At some point it its life this gown has been largely unpicked to become a flat piece of fabric, enabling the cut of the garment to be seen clearly. The central area of the silk was originally the back, with the front bodice pieces still attached, and the side and front skirts on each side. The centre front of the gown would have been worn open, revealing the stomacher, a triangular bodice insertion, and an underskirt, known as a petticoat. The detached sleeves have been remade at a later date.
This style of gown was known as a sack, characterised by its loose pleats falling from the back neckline.

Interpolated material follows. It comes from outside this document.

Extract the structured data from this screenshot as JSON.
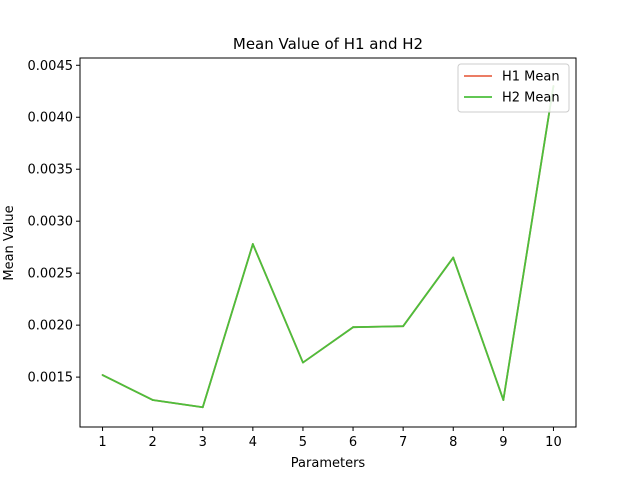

The real interest of this garment, however, lies in its brocaded silk, designed by Anna-Maria Garthwaite, an eminent freelance designer of silk textiles from the late 1720s to 1756, renowned for the lively naturalism of her botanical work. The original design, now in the Victoria and Albert Museum, London, is dated August 28, 1740, and was sold to Captain Lekeux, one of the most important Huguenot master weavers in London, specialising in the production of very high quality fabrics.

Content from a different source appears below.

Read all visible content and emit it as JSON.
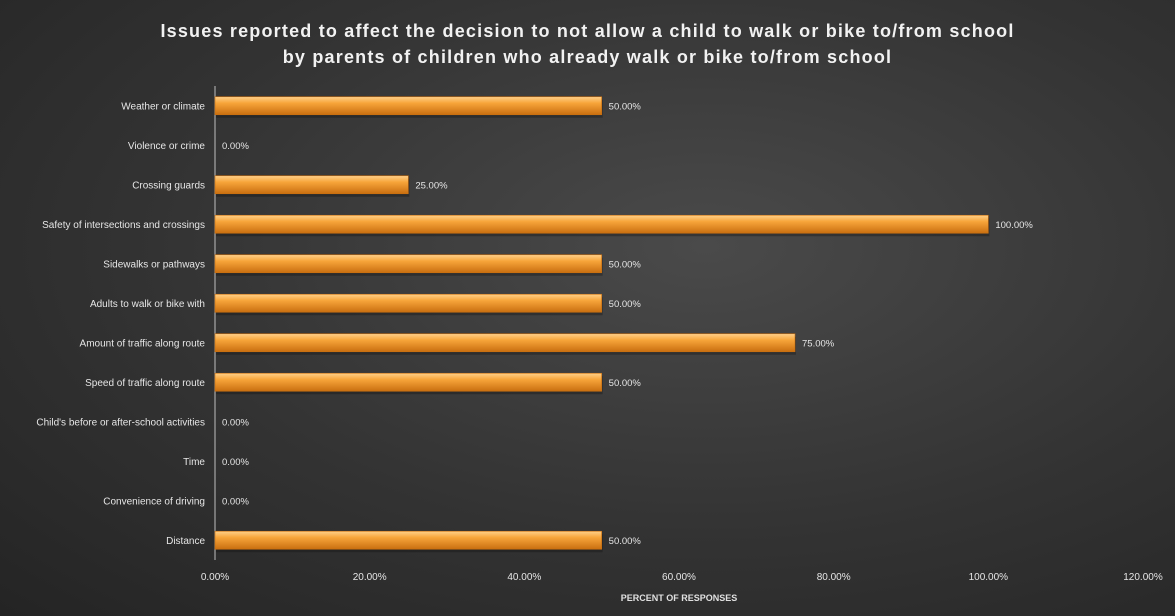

Two other examples of silk woven to this design survive, a panel in the Royal Ontario Museum Canada, and another in the Victoria and Albert Museum. It has been suggested by the authority on 18th Century silks, the late Natalie Rothstein, that these two panels, which have corresponding narrow frills just above the bottom edge, formed the original petticoat to this gown, as only a limited quantity of such time-consuming, highly-skilled work would have been produced.